La liberté d’expression « un sujet complet qui ne se divise pas », comme le déclarait si justement le président de la République au Président Erdogan lors de sa visite à Paris, est devenue un crime en Turquie, passible de 15 ans de prison. Cela est inacceptable.

« Nos démocraties doivent être fortes contre le terrorisme et dans le même temps elles doivent respecter l’État de droit », a rappelé Emmanuel Macron. La Turquie se présente comme une démocratie, respectueuse de l’État de droit alors qu’elle annihile tout contre-pouvoir judiciaire et médiatique parmi la société civile, tout cela au prétexte fallacieux « d’appartenance à une organisation terroriste ». La lutte contre le terrorisme ne peut justifier plus longtemps un tel étouffement de la société civile, de telles violations des libertés et des droits les plus fondamentaux.

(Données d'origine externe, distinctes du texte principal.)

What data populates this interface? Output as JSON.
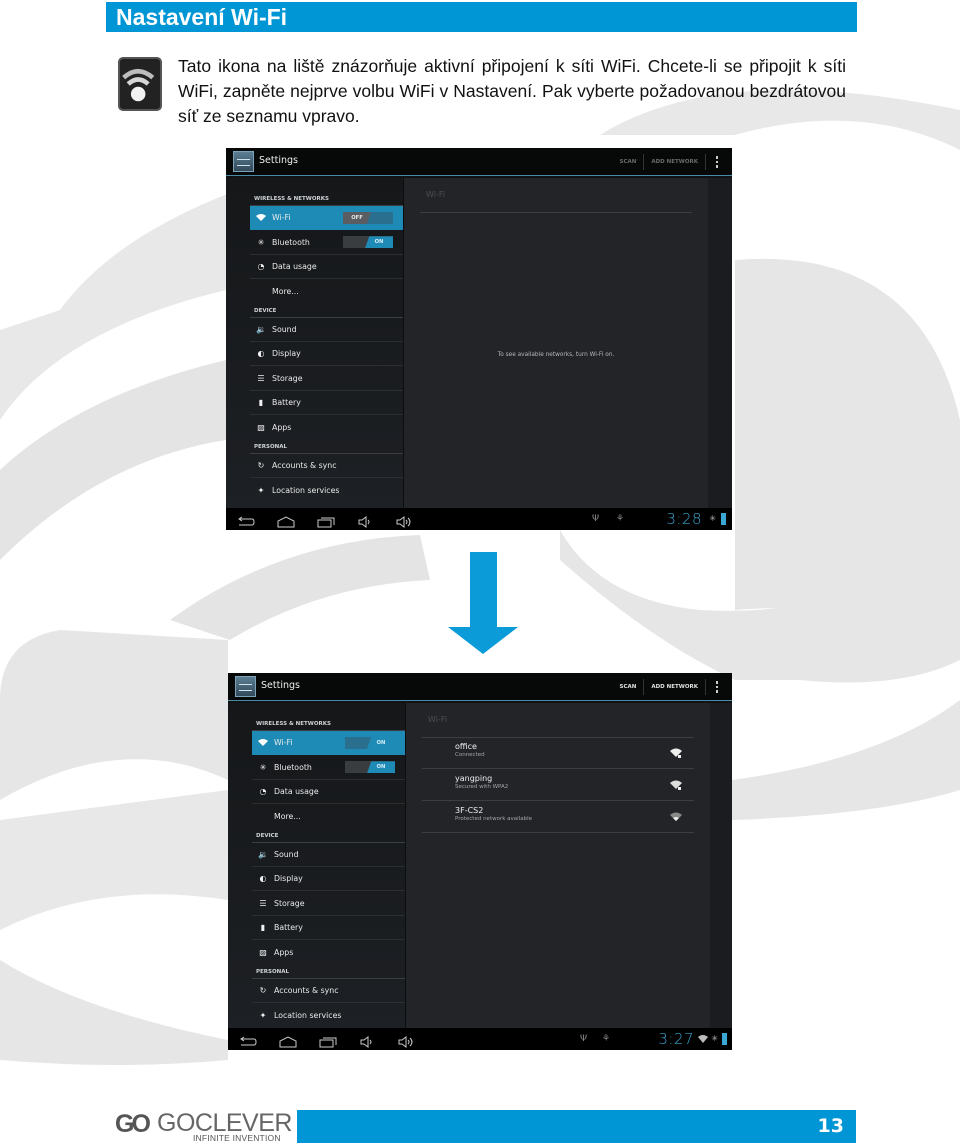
{
  "header": {
    "title": "Nastavení Wi-Fi"
  },
  "intro": {
    "icon": "wifi-status-icon",
    "text": "Tato ikona na liště znázorňuje aktivní připojení k síti WiFi. Chcete-li se připojit k síti WiFi, zapněte nejprve volbu WiFi v Nastavení. Pak vyberte požadovanou bezdrátovou síť ze seznamu vpravo."
  },
  "screens": [
    {
      "app_title": "Settings",
      "actions": {
        "scan": "SCAN",
        "add_network": "ADD NETWORK",
        "overflow_icon": "overflow-menu-icon"
      },
      "sections": {
        "wireless": "WIRELESS & NETWORKS",
        "device": "DEVICE",
        "personal": "PERSONAL"
      },
      "menu": {
        "wifi": {
          "label": "Wi-Fi",
          "icon": "wifi-icon",
          "toggle": "OFF",
          "active": true
        },
        "bluetooth": {
          "label": "Bluetooth",
          "icon": "bluetooth-icon",
          "toggle": "ON"
        },
        "data_usage": {
          "label": "Data usage",
          "icon": "data-usage-icon"
        },
        "more": {
          "label": "More..."
        },
        "sound": {
          "label": "Sound",
          "icon": "sound-icon"
        },
        "display": {
          "label": "Display",
          "icon": "display-icon"
        },
        "storage": {
          "label": "Storage",
          "icon": "storage-icon"
        },
        "battery": {
          "label": "Battery",
          "icon": "battery-icon"
        },
        "apps": {
          "label": "Apps",
          "icon": "apps-icon"
        },
        "accounts": {
          "label": "Accounts & sync",
          "icon": "sync-icon"
        },
        "location": {
          "label": "Location services",
          "icon": "location-icon"
        }
      },
      "detail": {
        "title": "Wi-Fi",
        "empty_message": "To see available networks, turn Wi-Fi on."
      },
      "status_bar": {
        "time": "3:28"
      }
    },
    {
      "app_title": "Settings",
      "actions": {
        "scan": "SCAN",
        "add_network": "ADD NETWORK",
        "overflow_icon": "overflow-menu-icon"
      },
      "sections": {
        "wireless": "WIRELESS & NETWORKS",
        "device": "DEVICE",
        "personal": "PERSONAL"
      },
      "menu": {
        "wifi": {
          "label": "Wi-Fi",
          "icon": "wifi-icon",
          "toggle": "ON",
          "active": true
        },
        "bluetooth": {
          "label": "Bluetooth",
          "icon": "bluetooth-icon",
          "toggle": "ON"
        },
        "data_usage": {
          "label": "Data usage",
          "icon": "data-usage-icon"
        },
        "more": {
          "label": "More..."
        },
        "sound": {
          "label": "Sound",
          "icon": "sound-icon"
        },
        "display": {
          "label": "Display",
          "icon": "display-icon"
        },
        "storage": {
          "label": "Storage",
          "icon": "storage-icon"
        },
        "battery": {
          "label": "Battery",
          "icon": "battery-icon"
        },
        "apps": {
          "label": "Apps",
          "icon": "apps-icon"
        },
        "accounts": {
          "label": "Accounts & sync",
          "icon": "sync-icon"
        },
        "location": {
          "label": "Location services",
          "icon": "location-icon"
        }
      },
      "detail": {
        "title": "Wi-Fi",
        "networks": [
          {
            "name": "office",
            "status": "Connected",
            "secured": true
          },
          {
            "name": "yangping",
            "status": "Secured with WPA2",
            "secured": true
          },
          {
            "name": "3F-CS2",
            "status": "Protected network available",
            "secured": false
          }
        ]
      },
      "status_bar": {
        "time": "3:27"
      }
    }
  ],
  "footer": {
    "logo_mark": "GO",
    "logo_word": "GOCLEVER",
    "logo_tagline": "INFINITE INVENTION",
    "page_number": "13"
  },
  "colors": {
    "brand_blue": "#0096d6",
    "android_accent": "#1e8ab6",
    "clock": "#3aa7d4"
  }
}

Depuis sa création, Amnesty International défend des personnes qui sont accusées injustement. Aujourd’hui, c’est Taner et tous ceux et celles qui veulent faire respecter les droits humains en Turquie qui ont besoin du soutien et de la mobilisation de tous. Le pouvoir cherche à les faire taire. Nous ferons plus de bruit que jamais.